Today I took the next step toward testing out these ideas and mediated another child sexual abuse case. Due to the sensitive nature of the process, my “test” employed actors to play the family roles in this child abuse case – based on the facts from that original case 15 years ago. The process is highly structured to ensure safety, and to prevent further victimization during the session. The facilitator ensures that everyone speaks solely for themselves and about their own experiences and empowers them to distinguish what happened from the story they made up about it. During the test I worked to try to hold the perpetrator both accountable for his behavior, while listening with compassion as he struggled to take in the impact of what he had done, and the extent of the damage it had caused.

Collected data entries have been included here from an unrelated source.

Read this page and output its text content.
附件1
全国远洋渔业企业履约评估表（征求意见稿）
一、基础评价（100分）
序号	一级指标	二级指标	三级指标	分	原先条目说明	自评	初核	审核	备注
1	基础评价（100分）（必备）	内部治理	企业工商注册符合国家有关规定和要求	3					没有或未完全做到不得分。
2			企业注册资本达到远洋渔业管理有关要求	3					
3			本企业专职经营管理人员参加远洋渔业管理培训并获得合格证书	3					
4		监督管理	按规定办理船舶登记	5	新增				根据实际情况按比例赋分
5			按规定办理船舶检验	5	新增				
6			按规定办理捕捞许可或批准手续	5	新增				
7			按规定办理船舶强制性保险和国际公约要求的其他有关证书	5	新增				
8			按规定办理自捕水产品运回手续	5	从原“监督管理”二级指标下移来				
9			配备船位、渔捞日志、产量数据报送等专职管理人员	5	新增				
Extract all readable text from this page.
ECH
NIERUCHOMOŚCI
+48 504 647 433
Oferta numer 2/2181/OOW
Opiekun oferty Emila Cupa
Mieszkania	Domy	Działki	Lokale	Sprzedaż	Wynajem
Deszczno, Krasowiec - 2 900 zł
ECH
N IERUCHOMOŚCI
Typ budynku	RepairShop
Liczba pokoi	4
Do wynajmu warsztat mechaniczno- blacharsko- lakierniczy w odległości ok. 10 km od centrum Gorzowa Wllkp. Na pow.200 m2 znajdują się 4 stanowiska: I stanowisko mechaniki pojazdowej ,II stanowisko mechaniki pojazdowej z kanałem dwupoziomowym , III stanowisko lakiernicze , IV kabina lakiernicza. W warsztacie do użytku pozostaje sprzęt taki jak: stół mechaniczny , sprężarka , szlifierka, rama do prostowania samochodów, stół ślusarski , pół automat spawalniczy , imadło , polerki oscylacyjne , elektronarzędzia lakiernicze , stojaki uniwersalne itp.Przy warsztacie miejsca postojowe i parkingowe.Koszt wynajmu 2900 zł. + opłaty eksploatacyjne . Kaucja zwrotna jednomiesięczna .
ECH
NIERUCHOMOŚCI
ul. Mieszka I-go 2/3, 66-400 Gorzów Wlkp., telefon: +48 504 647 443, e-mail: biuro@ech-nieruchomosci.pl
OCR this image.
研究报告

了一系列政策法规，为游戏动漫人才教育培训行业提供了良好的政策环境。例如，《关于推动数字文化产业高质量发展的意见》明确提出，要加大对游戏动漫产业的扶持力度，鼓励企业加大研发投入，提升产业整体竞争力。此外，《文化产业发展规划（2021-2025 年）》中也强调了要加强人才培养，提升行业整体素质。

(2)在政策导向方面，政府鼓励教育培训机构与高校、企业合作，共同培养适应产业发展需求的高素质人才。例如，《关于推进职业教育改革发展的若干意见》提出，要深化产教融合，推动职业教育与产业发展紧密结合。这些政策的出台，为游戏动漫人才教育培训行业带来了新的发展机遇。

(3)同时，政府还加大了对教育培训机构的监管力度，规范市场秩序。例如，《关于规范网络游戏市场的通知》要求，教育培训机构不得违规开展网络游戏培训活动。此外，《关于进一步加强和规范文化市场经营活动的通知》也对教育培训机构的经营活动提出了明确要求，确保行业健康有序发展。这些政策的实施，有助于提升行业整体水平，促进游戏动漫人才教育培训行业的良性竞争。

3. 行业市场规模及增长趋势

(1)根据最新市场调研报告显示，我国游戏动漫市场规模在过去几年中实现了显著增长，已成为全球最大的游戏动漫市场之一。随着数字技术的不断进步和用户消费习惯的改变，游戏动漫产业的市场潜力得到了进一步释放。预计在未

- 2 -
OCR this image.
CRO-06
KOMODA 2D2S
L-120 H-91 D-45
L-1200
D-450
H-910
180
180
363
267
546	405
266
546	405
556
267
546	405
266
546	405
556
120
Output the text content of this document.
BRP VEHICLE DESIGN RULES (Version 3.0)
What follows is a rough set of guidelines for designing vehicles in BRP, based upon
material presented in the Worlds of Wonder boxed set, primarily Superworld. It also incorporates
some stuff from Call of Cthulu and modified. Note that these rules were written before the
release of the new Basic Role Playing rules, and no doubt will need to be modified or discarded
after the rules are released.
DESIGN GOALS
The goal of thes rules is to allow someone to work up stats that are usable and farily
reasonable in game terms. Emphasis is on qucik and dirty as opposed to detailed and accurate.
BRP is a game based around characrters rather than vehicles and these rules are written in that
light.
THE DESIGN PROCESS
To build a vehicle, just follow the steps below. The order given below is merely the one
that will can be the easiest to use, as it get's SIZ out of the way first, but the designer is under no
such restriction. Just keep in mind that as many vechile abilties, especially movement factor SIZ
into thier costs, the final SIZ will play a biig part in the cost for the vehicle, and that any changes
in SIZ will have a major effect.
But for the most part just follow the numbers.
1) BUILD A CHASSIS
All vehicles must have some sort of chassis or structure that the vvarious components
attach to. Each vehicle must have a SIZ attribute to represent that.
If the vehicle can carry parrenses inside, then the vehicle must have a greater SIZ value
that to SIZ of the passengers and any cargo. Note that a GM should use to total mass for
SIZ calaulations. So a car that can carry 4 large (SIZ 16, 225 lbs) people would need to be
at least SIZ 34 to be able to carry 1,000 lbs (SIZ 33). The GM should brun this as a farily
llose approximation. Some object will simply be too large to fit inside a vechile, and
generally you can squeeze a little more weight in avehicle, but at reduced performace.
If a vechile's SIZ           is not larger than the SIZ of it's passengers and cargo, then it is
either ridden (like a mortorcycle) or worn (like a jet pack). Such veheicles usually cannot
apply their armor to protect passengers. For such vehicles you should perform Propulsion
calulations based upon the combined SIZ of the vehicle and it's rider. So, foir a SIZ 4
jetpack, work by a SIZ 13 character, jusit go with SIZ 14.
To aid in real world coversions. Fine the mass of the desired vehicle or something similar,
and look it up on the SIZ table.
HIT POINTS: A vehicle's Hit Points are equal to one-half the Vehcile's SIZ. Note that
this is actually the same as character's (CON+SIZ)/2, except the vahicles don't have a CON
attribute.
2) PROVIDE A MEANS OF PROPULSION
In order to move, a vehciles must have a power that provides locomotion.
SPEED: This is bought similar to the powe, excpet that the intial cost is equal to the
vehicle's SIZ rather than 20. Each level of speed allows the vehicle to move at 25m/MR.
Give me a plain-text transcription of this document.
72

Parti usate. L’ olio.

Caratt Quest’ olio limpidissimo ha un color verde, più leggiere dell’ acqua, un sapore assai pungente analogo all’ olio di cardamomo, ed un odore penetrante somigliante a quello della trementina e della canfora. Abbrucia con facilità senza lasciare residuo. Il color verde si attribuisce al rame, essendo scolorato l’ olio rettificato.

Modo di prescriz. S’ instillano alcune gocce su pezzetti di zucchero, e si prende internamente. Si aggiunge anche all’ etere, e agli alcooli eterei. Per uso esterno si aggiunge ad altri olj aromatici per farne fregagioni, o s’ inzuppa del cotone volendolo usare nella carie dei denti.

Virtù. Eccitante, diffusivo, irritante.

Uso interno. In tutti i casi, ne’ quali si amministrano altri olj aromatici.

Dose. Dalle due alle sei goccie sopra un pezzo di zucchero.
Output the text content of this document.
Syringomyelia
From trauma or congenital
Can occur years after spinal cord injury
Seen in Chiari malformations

The feedback from the day indicated that the participants, both the perpetrators and the victims, found the process to be highly effective, and reported feeling more hopeful than when they came. Although there was still work to be done in reconciling the family, the path forward was more clear, and they each felt lighter — having had the chance to communicate directly regarding the impact of the abuse. They also reported being amazed at the complexity of the feelings they each had, as they got a glimpse of the impact the abuse had had on the family system.

The current name for the project is Hidden Water: Center for Healing and Justice. I look forward to continuing this work, as the prevalence of families suffering from the devastation of this type of abuse on their dynamic – even after decades – is astonishing. I am grateful to my collaborator, Cat Greenstreet, who has worked with me in developing this idea and I am looking forward to next steps in bringing this process forward. Directing resources toward and focusing on these family systems in a new way is long overdue.